Although many of the students at Loyola Marymount University were gone for the summer, the campus was alive with the more than 380 participants in the LMU/Teach For America Partnership program.
The six-week program, which ran June 17 through the last week of July, provided graduate support and training for TFA teachers.
Teach For America seeks to close the educational gap through a national teacher corps of recent college graduates who commit to teaching in under-resourced schools. During the summer program, participants take several training courses, attend weekend workshops and teach part-time under the guidance of a faculty advisor. The faculty advisor provides one-on-one feedback and monitors the participant’s progress.
“The program offers hands-on experience in the classroom,” said Doris Madrigal, associate director of the LMU/TFA Partnership Program. “TFA students receive a realistic view of the population and content area they will be teaching and continuous one-on-one supervision.”
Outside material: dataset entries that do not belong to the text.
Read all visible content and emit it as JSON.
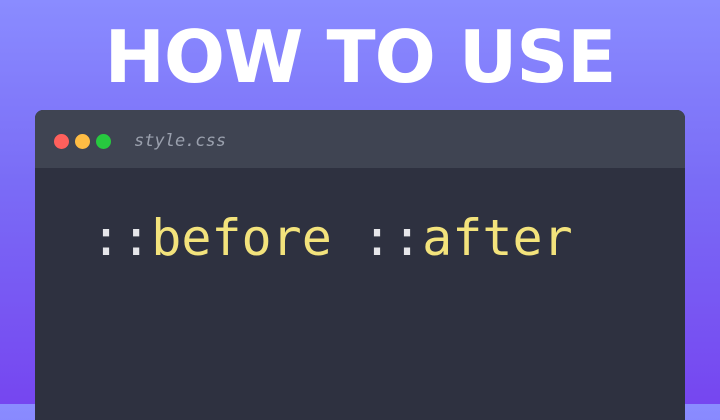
{
  "headline": "HOW TO USE",
  "editor": {
    "filename": "style.css",
    "window_controls": [
      {
        "name": "close",
        "color": "#ff605c"
      },
      {
        "name": "minimize",
        "color": "#ffbd44"
      },
      {
        "name": "maximize",
        "color": "#27c93f"
      }
    ],
    "code": {
      "prefix1": "::",
      "word1": "before",
      "prefix2": "::",
      "word2": "after"
    }
  },
  "colors": {
    "keyword": "#f3e37c",
    "punctuation": "#e6e6ea",
    "editor_bg": "#2e3140",
    "titlebar_bg": "#3f4452"
  }
}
This fall, the participants will teach full-time while studying for a teaching credential and, in some cases, a master’s degree in education from LMU. In the past four years, about 80 percent of the participants surveyed continue to teach at their school even after their two-year commitment was completed.
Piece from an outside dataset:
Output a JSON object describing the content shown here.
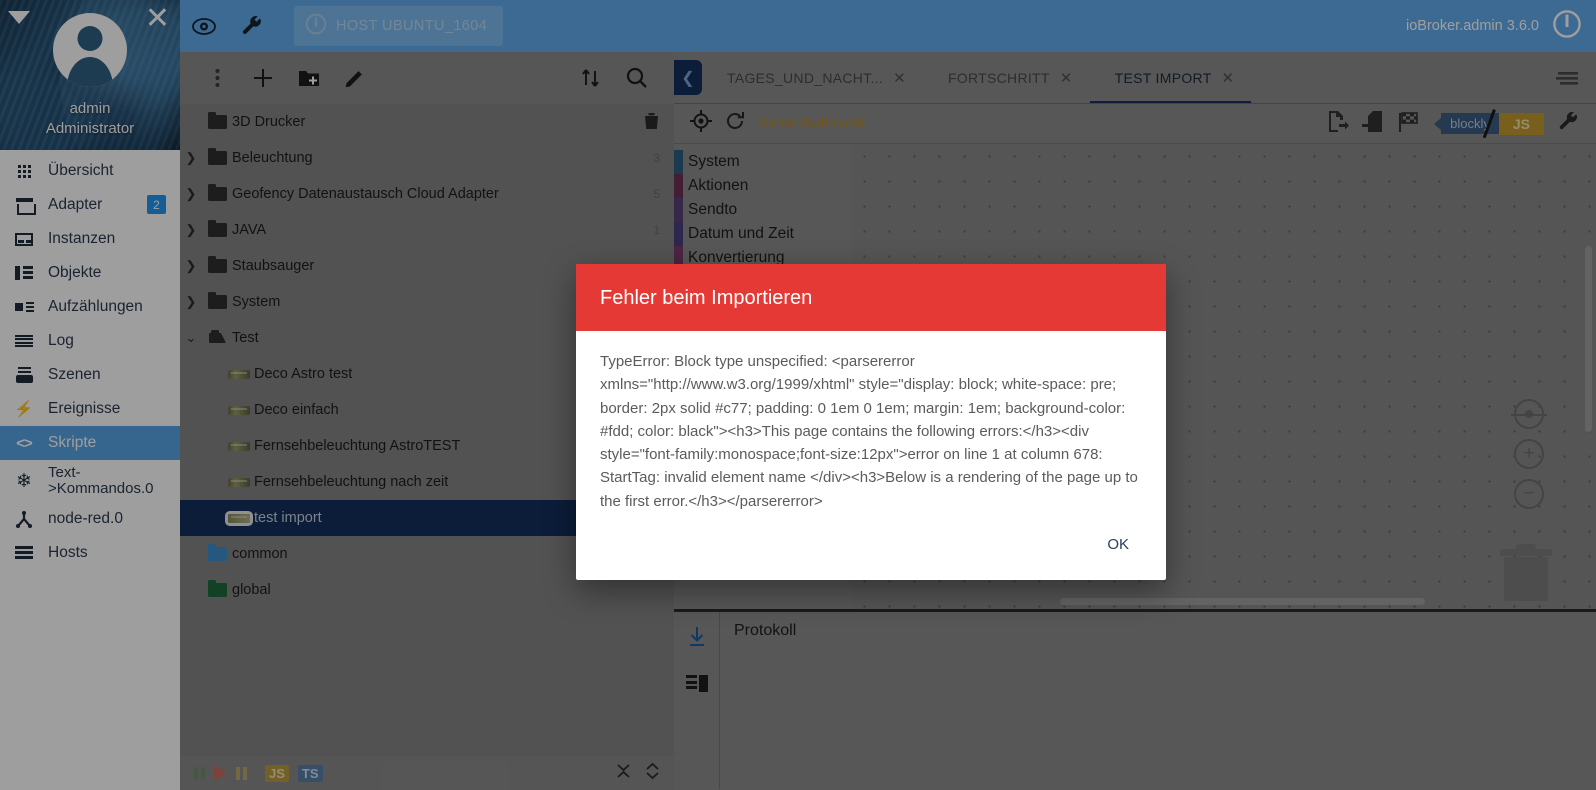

“Our participants are dedicated to their students and want to continue to make an impact,” Madrigal said. “They know they’re helping to make change happen.”
LMU’s School of Education became a university partner with TFA in 2000 and has grown to become the exclusive university partner for Teach for America in the state, serving Los Angeles, Sacramento and the San Francisco Bay Area. The partnership has ranked among the top Teach For America partnerships nationwide in corps member satisfaction, according to national surveys.